State of Emergency in Serbia as Three Drown in Floods

W460

Three people have drowned in Serbia and hundreds have been evacuated following flooding caused by torrential rain that prompted authorities to declare a state of emergency, officials said on Thursday.

"A man who refused to leave his home as suggested by rescuers drowned overnight in Umcari," a southwestern suburb of the Serbian capital Belgrade,  mayor Sinisa Mali said, quoted by the state-run RTS television.

Another man and a woman drowned near the western town of Lajkovac, he said.

The government imposed a nationwide state of emergency, sending the army to help rescuers evacuate people stranded.

More than 600 people have been evacuated from western and southwestern parts of Serbia, while more than 200 others were awaiting army choppers and rescuers to take them to safer areas.

Schools in Belgrade and 18 other towns will remain closed for the rest of the week.

Some 100,000 households, mostly in rural Serbia, have been left without electricity.

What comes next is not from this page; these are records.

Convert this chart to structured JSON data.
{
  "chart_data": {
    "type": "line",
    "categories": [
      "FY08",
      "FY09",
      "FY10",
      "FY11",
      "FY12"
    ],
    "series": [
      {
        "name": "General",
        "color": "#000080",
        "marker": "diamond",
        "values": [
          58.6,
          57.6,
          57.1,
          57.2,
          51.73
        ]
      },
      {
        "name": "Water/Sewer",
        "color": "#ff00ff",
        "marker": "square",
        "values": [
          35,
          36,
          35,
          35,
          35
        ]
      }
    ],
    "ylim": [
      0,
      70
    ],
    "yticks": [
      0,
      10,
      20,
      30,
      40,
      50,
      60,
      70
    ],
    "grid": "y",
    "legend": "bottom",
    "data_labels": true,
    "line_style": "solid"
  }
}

A rescuer went missing in the central town of Toplica, while traffic was halted on the main highway linking Serbia with its southern neighbor Montenegro.

Railway traffic with Montenegro as well as the southern town of Nis was also halted due to heavy flooding from the rivers Drina and Morava.

The government has asked the European Union and Russia for assistance, a statement said.

Severe flooding also hit neighboring Bosnia, which saw the heaviest rains in the past 120 years.

Hundreds of homes were cut off or flooded after the Miljacka river, which runs through Sarajevo, broke its banks on Wednesday.

Some 3,500 homes in the capital were left without power.

Authorities said emergency workers were supplying food and medicines to those trapped in their homes.